Clínica Veterinaria de Pequeños Animales - Revista Oficial de AVEPA

Grandes avances en el tratamiento de los mastocitomas

El mastocitoma es la neoplasia más frecuente en la especie canina y además es el tumor que más ha avanzado, tanto en el abordaje diagnóstico, como en el terapéutico.
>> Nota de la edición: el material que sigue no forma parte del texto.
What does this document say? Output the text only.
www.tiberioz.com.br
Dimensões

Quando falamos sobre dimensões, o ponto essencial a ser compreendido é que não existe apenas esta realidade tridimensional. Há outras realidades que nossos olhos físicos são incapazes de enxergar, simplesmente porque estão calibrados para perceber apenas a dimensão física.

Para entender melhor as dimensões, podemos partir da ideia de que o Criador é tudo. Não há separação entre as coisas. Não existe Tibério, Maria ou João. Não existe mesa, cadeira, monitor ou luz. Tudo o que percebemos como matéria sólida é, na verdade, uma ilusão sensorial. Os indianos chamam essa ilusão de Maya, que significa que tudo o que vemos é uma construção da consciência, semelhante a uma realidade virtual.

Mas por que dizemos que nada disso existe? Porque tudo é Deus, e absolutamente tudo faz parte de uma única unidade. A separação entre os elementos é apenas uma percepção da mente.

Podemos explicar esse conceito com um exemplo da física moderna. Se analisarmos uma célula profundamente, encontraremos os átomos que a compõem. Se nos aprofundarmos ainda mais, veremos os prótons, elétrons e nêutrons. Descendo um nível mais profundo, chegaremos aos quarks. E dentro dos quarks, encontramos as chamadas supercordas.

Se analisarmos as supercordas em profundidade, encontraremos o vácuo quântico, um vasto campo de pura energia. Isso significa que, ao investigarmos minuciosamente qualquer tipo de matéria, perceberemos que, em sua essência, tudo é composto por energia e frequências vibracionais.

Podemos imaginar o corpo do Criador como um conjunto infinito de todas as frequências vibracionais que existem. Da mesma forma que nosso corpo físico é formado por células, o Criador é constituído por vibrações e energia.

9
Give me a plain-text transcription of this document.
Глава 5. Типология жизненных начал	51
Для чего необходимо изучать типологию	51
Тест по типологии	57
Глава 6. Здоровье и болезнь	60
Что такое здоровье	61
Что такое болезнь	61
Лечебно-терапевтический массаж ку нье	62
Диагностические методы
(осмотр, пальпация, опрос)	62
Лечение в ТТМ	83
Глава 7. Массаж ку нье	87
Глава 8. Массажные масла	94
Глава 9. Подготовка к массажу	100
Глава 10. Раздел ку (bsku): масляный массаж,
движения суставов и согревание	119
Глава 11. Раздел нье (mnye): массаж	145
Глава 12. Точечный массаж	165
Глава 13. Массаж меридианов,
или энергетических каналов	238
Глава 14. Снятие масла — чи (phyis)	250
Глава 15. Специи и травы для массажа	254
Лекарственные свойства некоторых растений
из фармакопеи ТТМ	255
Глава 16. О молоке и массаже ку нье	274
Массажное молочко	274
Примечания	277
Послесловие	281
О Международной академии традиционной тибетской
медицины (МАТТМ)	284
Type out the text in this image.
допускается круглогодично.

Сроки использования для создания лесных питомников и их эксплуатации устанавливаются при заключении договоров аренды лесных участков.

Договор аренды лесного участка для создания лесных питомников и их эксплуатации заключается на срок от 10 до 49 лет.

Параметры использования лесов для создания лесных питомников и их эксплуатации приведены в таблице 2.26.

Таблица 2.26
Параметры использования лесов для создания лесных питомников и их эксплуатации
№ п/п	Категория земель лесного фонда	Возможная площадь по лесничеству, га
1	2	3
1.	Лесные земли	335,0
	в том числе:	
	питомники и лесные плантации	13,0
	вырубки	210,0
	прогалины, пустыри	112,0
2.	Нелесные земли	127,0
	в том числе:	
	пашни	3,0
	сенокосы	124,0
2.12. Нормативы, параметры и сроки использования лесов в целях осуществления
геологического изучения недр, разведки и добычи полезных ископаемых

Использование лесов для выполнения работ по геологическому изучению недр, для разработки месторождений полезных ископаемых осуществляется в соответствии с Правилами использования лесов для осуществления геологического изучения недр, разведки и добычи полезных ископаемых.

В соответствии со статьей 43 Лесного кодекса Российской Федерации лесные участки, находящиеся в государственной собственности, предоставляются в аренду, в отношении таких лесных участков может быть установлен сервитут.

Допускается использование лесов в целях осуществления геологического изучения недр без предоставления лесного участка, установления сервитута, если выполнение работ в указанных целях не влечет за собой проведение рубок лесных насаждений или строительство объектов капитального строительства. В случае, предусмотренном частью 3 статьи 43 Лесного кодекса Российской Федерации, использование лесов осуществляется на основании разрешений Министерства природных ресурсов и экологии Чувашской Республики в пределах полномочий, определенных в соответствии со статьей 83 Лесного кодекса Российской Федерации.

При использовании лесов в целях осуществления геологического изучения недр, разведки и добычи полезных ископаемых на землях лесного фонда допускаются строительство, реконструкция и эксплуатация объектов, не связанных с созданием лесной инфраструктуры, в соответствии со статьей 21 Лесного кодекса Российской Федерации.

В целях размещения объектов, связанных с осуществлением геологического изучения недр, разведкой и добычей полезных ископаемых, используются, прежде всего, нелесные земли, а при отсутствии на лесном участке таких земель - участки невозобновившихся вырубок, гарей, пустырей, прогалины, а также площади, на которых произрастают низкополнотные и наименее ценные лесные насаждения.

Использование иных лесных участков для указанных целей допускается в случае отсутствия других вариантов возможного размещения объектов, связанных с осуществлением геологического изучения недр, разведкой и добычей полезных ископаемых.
La clasificación del grado histológico es uno de los cambios más importantes que ha habido en la oncología veterinaria en los últimos años, ya que hemos pasado de una clasificación de tres grados, como era la de Patnaik, a una de dos grados, como es la de Kiupel. A mi modo de ver, este cambio de clasificación supone dos beneficios importantes para el clínico: por un lado, al quedar una clasificación en bajo y alto grado, se elimina el grado II de la antigua clasificación, que a veces era un problema de cara a emitir un pronóstico y a la hora de aplicar un tratamiento adecuado, ya que era un grupo muy heterogéneo de neoplasias, con comportamientos biológicos muy distintos; por otro lado, aunque estamos hablando de una entidad histológica, ya surgen estudios para poder averiguar el grado por medio de la citología, con el fin de poder realizar un abordaje terapéutico adecuado antes de tener estudios de anatomía patológica.

Otro gran cambio que hay en los últimos años en los mastocitomas es el aumento de técnicas de diagnóstico complementarias (mutación del c-KIT, obtención de KI67…) que nos pueden ayudar más allá del grado de cara al pronóstico y elección del tratamiento idóneo. En el artículo de revisión de este número de la revista, Pachi Clemente y Carolina Naranjo ahondan en estos procedimientos, definiendo la importancia de cada uno de ellos.

Y ya para terminar, no podemos olvidarnos del tercer gran cambio en el tratamiento de los mastocitomas, que es la aparición de los inhibidores de la tirosin-quinasa, en concreto del Toceranib fosfato y del Masitinib, dos fármacos que han sido desarrollados y registrados para su uso en el tratamiento de los mastocitomas caninos de alto grado, y cuya aparición abre mucho el abanico terapéutico de estas neoplasias.

Por todo esto, el artículo de revisión que aparece en este número de la revista me parece fundamental para entender la situación actual del mastocitoma canino dentro de la consulta de oncología.